There are a few different concepts I have been pondering, as of late.
This first concept is the idea that there is a season for everything. The specific passage I am referring to is found in Ecclesiastes 3:1-8. American Standard Version (ASV):
3 “For everything there is a season, and a time for every purpose under heaven: 2 a time to be born, and a time to die; a time to plant, and a time to pluck up that which is planted; 3 a time to kill, and a time to heal; a time to break down, and a time to build up; 4 a time to weep, and a time to laugh; a time to mourn, and a time to dance; 5 a time to cast away stones, and a time to gather stones together; a time to embrace, and a time to refrain from embracing; 6 a time to seek, and a time to lose; a time to keep, and a time to cast away; 7 a time to rend, and a time to sew; a time to keep silence, and a time to speak; 8 a time to love, and a time to hate; a time for war, and a time for peace.”

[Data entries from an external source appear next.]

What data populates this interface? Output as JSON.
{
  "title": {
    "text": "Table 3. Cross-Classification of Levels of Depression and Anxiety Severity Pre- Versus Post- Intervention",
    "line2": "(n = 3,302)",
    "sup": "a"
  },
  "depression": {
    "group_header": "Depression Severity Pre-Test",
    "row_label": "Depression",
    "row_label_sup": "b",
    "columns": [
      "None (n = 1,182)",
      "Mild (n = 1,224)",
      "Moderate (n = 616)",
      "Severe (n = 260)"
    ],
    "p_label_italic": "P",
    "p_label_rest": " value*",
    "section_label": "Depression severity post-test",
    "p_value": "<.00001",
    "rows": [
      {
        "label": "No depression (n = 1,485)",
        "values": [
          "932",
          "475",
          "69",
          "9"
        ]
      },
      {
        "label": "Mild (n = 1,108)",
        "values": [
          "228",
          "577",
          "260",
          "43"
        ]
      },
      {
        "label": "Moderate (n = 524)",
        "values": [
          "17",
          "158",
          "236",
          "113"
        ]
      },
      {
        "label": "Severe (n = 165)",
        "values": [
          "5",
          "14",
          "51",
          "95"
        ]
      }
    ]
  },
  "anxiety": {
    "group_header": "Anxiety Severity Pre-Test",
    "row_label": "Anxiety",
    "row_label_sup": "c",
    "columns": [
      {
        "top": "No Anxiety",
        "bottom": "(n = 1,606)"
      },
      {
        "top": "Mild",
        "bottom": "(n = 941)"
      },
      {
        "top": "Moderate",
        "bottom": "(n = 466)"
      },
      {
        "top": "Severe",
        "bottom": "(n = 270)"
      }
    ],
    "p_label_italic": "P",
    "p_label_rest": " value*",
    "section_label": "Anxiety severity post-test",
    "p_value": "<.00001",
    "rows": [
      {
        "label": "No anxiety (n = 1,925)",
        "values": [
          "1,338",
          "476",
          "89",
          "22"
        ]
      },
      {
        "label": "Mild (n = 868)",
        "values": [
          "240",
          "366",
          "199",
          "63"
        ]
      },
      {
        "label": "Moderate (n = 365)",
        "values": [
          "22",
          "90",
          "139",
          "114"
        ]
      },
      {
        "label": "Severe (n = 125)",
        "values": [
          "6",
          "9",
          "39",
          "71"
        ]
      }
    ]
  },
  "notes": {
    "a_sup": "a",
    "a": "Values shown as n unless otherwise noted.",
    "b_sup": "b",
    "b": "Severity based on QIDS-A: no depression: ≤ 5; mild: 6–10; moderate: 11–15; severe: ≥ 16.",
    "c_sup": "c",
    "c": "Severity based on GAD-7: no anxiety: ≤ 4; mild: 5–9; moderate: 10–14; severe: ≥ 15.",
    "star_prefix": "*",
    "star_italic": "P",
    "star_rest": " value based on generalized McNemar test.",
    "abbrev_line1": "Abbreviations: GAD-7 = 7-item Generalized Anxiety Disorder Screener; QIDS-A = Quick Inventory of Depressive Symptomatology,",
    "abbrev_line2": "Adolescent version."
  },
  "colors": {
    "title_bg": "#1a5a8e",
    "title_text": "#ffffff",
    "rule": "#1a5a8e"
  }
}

What does this passage even mean? I am left to wonder at these words. How can there be a time for everything? Can such a thing be ordained/arranged from divinity? Do we as gods choose when these times are, before we come into these mortal frames? So many questions, I can only ponder their meanings. When you feel as strongly as I do, you tend to feel like maybe the weeping will never end, and maybe the sorrow is a mark that forever defines your soul. But what if there is hope that it will cease? What if I can still hope for a season of joy and laughter yet to come? What if everything is set aside and accounted for? What do we create and what do we just ‘fall into’? If we accept that we are all co-creators of our reality in this universe, then how do we align ourselves with the seasons and times we set out to experience? I admit, I have more questions than I have answers, yet my probing mind will not stop being curious. And I do pray, that there will be a time for me to remember and understand every season my soul goes through.